Le osservazioni recapitate dall’Italia alla Commissione europea in merito alla decisione di Outokumpu di smembrare l’Ast di Terni nell’ambito della fusione con Inoxum-ThyssenKrupp «stanno determinando delle riflessioni e potrebbero essere utili a una decisione consapevole da parte dell’Antitrust. Siamo ancora in una fase interlocutoria ma l’azione sindacale può far svoltare la vicenda in maniera positiva». Lo ha detto sabato il sindaco di Terni Leopoldo Di Girolamo. Il sindaco ha partecipato al convegno organizzato a palazzo Gazzoli dal neonato comitato cittadino «Giù le mani dalle acciaierie» per rilanciare il dibattito sul polo siderurgico ternano e mantenere alta l’attenzione sulla vertenza.
Il dibattito Al dibattito – introdotto da Matteo Bressan, presidente del Club della Libertà Italia Libera – hanno preso parte anche l’europarlamentare del Pdl Alfredo Pallone, l’assessore regionale Gianluca Rossi e il capogruppo del Pdl alla Regione Umbria Raffaele Nevi. Presenti anche i segretari provinciali di Cgil, Cisl, Ugl e Fismic. Da tutti i partecipanti è stato ribadito l’auspicio che il sito ternano mantenga la sua integrità e che venga eventualmente acquistato da un soggetto industriale di livello internazionale. «La vicenda – ha ricordato il sindaco aprendo il convegno – sta seguendo il percorso determinato dalla Commissione europea. Ieri si sono svolte le riunioni dei vari antitrust nazionali sull’argomento ma le notizie rimangono riservate.
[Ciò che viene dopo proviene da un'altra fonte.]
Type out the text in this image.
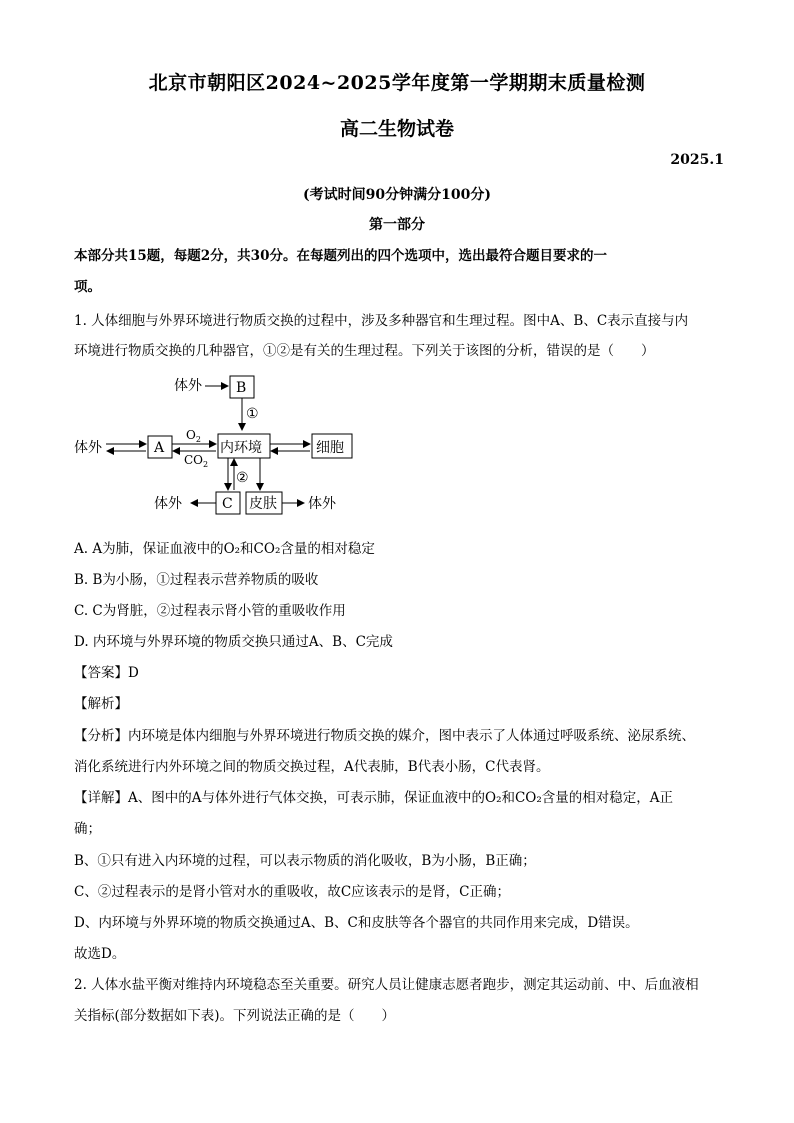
北京市朝阳区2024~2025学年度第一学期期末质量检测
高二生物试卷
2025.1
(考试时间90分钟满分100分)
第一部分
本部分共15题，每题2分，共30分。在每题列出的四个选项中，选出最符合题目要求的一
项。
1. 人体细胞与外界环境进行物质交换的过程中，涉及多种器官和生理过程。图中A、B、C表示直接与内
环境进行物质交换的几种器官，①②是有关的生理过程。下列关于该图的分析，错误的是（　　）
体外 B
①
体外	A
$O_2$
$CO_2$
内环境	细胞
②
C
体外	皮肤 体外
A. A为肺，保证血液中的O₂和CO₂含量的相对稳定
B. B为小肠，①过程表示营养物质的吸收
C. C为肾脏，②过程表示肾小管的重吸收作用
D. 内环境与外界环境的物质交换只通过A、B、C完成
【答案】D
【解析】
【分析】内环境是体内细胞与外界环境进行物质交换的媒介，图中表示了人体通过呼吸系统、泌尿系统、
消化系统进行内外环境之间的物质交换过程，A代表肺，B代表小肠，C代表肾。
【详解】A、图中的A与体外进行气体交换，可表示肺，保证血液中的O₂和CO₂含量的相对稳定，A正
确；
B、①只有进入内环境的过程，可以表示物质的消化吸收，B为小肠，B正确；
C、②过程表示的是肾小管对水的重吸收，故C应该表示的是肾，C正确；
D、内环境与外界环境的物质交换通过A、B、C和皮肤等各个器官的共同作用来完成，D错误。
故选D。
2. 人体水盐平衡对维持内环境稳态至关重要。研究人员让健康志愿者跑步，测定其运动前、中、后血液相
关指标(部分数据如下表)。下列说法正确的是（　　）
Intanto il Governo sta cercando di formalizzare un incontro con la ThyssenKrupp per avere ulteriori elementi».
Un paradosso In merito alla possibilità che Outokumpu possa trattenere per sé il Tubificio, Di Girolamo ha detto che al momento non c’è nulla di ufficiale, dato che l’Antitrust si muove con riservatezza, e di continuare a ritenere che il sito «debba rimanere integrato e che anche il Tubificio sia un elemento fondamentale e di massima virtuosità». L’europarlamentare Pallone ha invece parlato di Terni come di «un paradosso europeo». «Stiamo discutendo di una legge europea antitrust nata nel 1957 – ha aggiunto – quando c’erano altre condizioni. Con essa dovremmo accompagnare l’Ast verso la vendita a un soggetto estero. E’ un paradosso, sarebbe un colpo per l’economia dell’intero Paese e soprattutto mi chiedo quanto andrebbe a costare lo smembramento del sito. In Commissione siamo pronti a sostenere queste questioni».
Tenuta sociale A un «problema per la tenuta sociale dell’Italia» ha fatto riferimento anche l’assessore Rossi, secondo il quale ci deve essere «un’iniziativa forte da parte del Governo sia verso le politiche industriali e competitive dell’Ue che verso le multinazionali, iniziativa che sia in grado di rilanciare i gioielli di famiglia investendo in qualità, innovazione e ricerca. D’altro canto sconcerta il silenzio assordante sulla questione da parte di chi rappresenta il mondo delle imprese». Per Nevi «il problema è capire quale politica industriale si voglia perseguire in Italia. Il Governo deve dimostrare non solo il suo spessore culturale, ma anche le sue capacità» di intervento».